The question of participation in the election has split Iran’s reformist circles. A statement attributed to Mohammad Khatami, a pro-reform cleric who served two terms as Iran’s president, appeared to encourage people to vote, warning of a “minority” that “imposes its will on society at any cost.”
But a recent statement by Mir Hossein Mousavi, an opposition leader who is under house arrest, showed sympathy for the boycotters. “I will stand by those who are fed up with the humiliating and engineered elections — those who are not willing to give in to behind-the-scenes decisions for the future of the country,” he said this week.
The most recent polling data from the Iranian Student Polling Agency predicted voter turnout at 42 percent, far lower than in previous presidential contests. Iran’s political establishment responded with an urgent call for people to get out and vote.
In a televised speech Wednesday, Khamenei blamed Iran’s enemies and foreign media for suppressing the vote, “in order to not allow the glory of elections to be put on display.” He said, “God willing, the people will participate, and this will give more prestige to the Islamic Republic,” he said.

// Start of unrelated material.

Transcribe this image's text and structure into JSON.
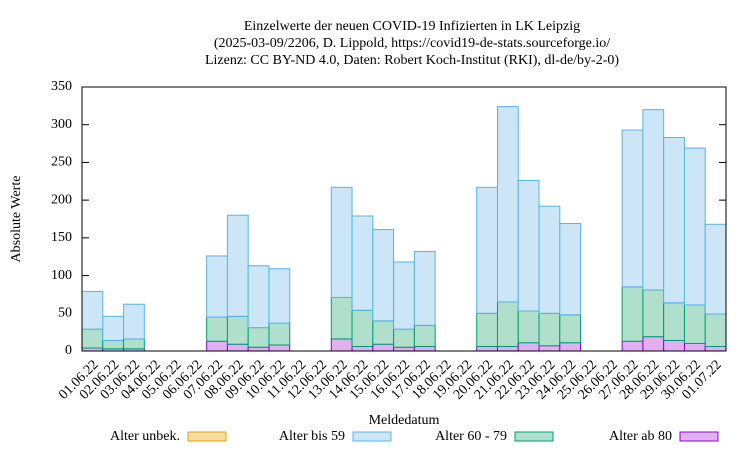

Rouhani, in a speech encouraging people to vote Thursday, said that while there were “grievances” about how the election was being conducted, “the inadequate work of a group or an institution should not prevent us from a very great national and legal duty,” in an apparent reference to the Guardian Council.
Nima, a 30-year-old artist in Tehran, had weighed all the conflicting opinions and decided it was the “right act to vote,” he said in a text message. The election was critical, coming at a time when the question of who would succeed the aging supreme leader was coming to the fore.
“If we do not do all we can to stop the regime from having entirely unrivaled power, any kind of resistance or activism to make changes in the future will be much harder,” he said.